A tragédia que envolveu o menino Théo Ricardo Ferreira Felber, de cinco anos, morto pelo pai ao ser arremessado de uma ponte em São Gabriel, na Fronteira Oeste, escancarou uma realidade alarmante no Rio Grande do Sul: a maior parte das crianças assassinadas no Estado na última década foi morta dentro de casa, e muitas vezes por quem deveria protegê-las — os próprios pais.
Levantamento do jornal Zero Hora mapeou 153 casos de crianças de até 12 anos mortas entre 2014 e 2024. Do total, pelo menos 70 foram vítimas dos próprios pais. As mães foram responsáveis por 41 crimes, os pais por 18, e em 11 casos ambos os genitores estiveram envolvidos. A conta aumenta ao considerar padrastos e madrastas (19 casos) e outros familiares (nove).
Além do perfil dos agressores, chama atenção o local onde a violência ocorre: das 153 crianças mortas, 111 perderam a vida dentro de casa. Em 2024, 70% dos homicídios infantis ocorreram em contextos de violência familiar, um salto significativo em relação a anos anteriores, quando esse tipo de crime representava cerca de 40% dos casos.
— A violência contra crianças e adolescentes dentro das famílias é um fenômeno complexo e muitas vezes silencioso. A criança não compreende que está sendo vítima, o que aprofunda o sofrimento psíquico — afirma o juiz Fabio Vieira Heerdt, do 2º Juizado da Infância e Juventude de Porto Alegre.
O estudo também aponta que os mais vulneráveis são os mais novos: 92 vítimas tinham até cinco anos de idade, e 50 eram bebês com menos de dois anos. Entre os casos que chocaram o Estado está o da menina Miguel, de seis anos, morta em Tramandaí após ser torturada pela mãe e pela madrasta.

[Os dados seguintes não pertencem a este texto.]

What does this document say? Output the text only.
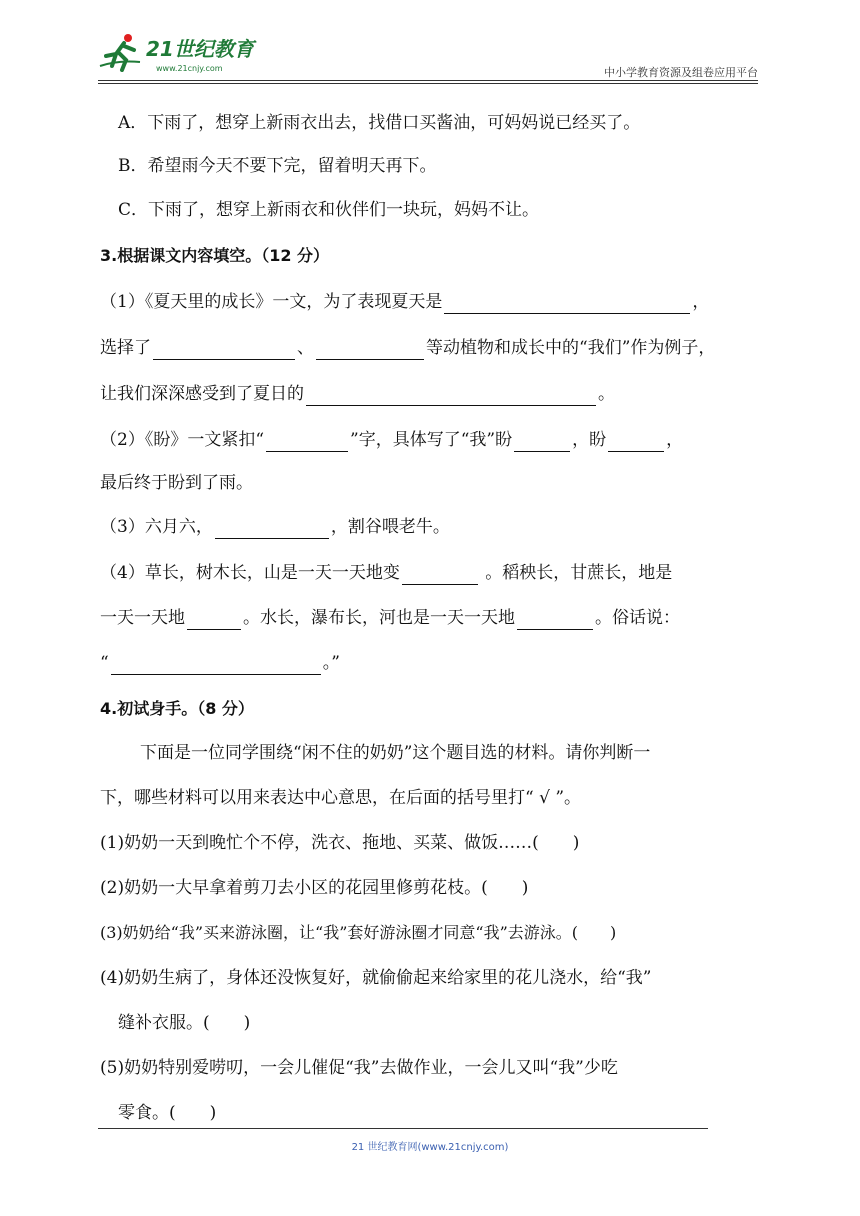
21世纪教育
www.21cnjy.com	中小学教育资源及组卷应用平台
A．下雨了，想穿上新雨衣出去，找借口买酱油，可妈妈说已经买了。
B．希望雨今天不要下完，留着明天再下。
C．下雨了，想穿上新雨衣和伙伴们一块玩，妈妈不让。
3.根据课文内容填空。（12 分）
（1）《夏天里的成长》一文，为了表现夏天是	，
选择了	、	等动植物和成长中的“我们”作为例子，
让我们深深感受到了夏日的	。
（2）《盼》一文紧扣“	”字，具体写了“我”盼	，盼	，
最后终于盼到了雨。
（3）六月六，	，割谷喂老牛。
（4）草长，树木长，山是一天一天地变	。稻秧长，甘蔗长，地是
一天一天地	。水长，瀑布长，河也是一天一天地	。俗话说：
“	。”
4.初试身手。（8 分）
下面是一位同学围绕“闲不住的奶奶”这个题目选的材料。请你判断一
下，哪些材料可以用来表达中心意思，在后面的括号里打“ √ ”。
(1)奶奶一天到晚忙个不停，洗衣、拖地、买菜、做饭……(　　)
(2)奶奶一大早拿着剪刀去小区的花园里修剪花枝。(　　)
(3)奶奶给“我”买来游泳圈，让“我”套好游泳圈才同意“我”去游泳。(　　)
(4)奶奶生病了，身体还没恢复好，就偷偷起来给家里的花儿浇水，给“我”
缝补衣服。(　　)
(5)奶奶特别爱唠叨，一会儿催促“我”去做作业，一会儿又叫“我”少吃
零食。(　　)
21 世纪教育网(www.21cnjy.com)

A promotora de Justiça Cristiane Corrales coordena o Projeto Mãos Dadas, que busca fortalecer a rede de proteção à infância em diversas regiões do Estado. Ela defende que é urgente capacitar profissionais, ampliar a vigilância e intervir com medidas protetivas quando necessário.
— Muitos pais vêm de famílias violentas e reproduzem comportamentos nocivos. Precisamos trabalhar com educação parental, identificar riscos e agir preventivamente — explica Corrales.
Apesar da queda no número de homicídios dolosos infantis, conforme dados da Secretaria de Segurança Pública do RS — foram 27 em 2015 e nove em 2024 — o número total de mortes violentas de crianças continua preocupante, especialmente quando envolve maus-tratos e tortura.
Porto Alegre lidera o ranking de municípios com mais casos, seguida por Alvorada, Canoas, Caxias do Sul, Novo Hamburgo, Pelotas, Gravataí, Santa Maria, Lajeado e Passo Fundo.
A violência dentro de casa, muitas vezes relacionada a conflitos conjugais, disputas por guarda ou uso de substâncias, exige uma resposta articulada entre segurança pública, saúde mental, assistência social e educação. Medidas como a Lei Henry Borel, que prevê o afastamento do agressor e restrições de contato, têm sido apontadas como ferramentas importantes para evitar tragédias.
Para a promotora Erica Veras, é necessário que a violência intrafamiliar também seja abordada nas escolas:
— Muitas crianças nem sabem que apanhar é errado. Precisamos educá-las para que reconheçam os sinais de abuso e tenham onde buscar ajuda.
Enquanto isso, o Estado continua sendo marcado por histórias como a de Théo, Lorenzo, Miguel e Anthony — vítimas de um ambiente que deveria ser sinônimo de acolhimento e amor, mas que se transformou em cenário de dor e morte.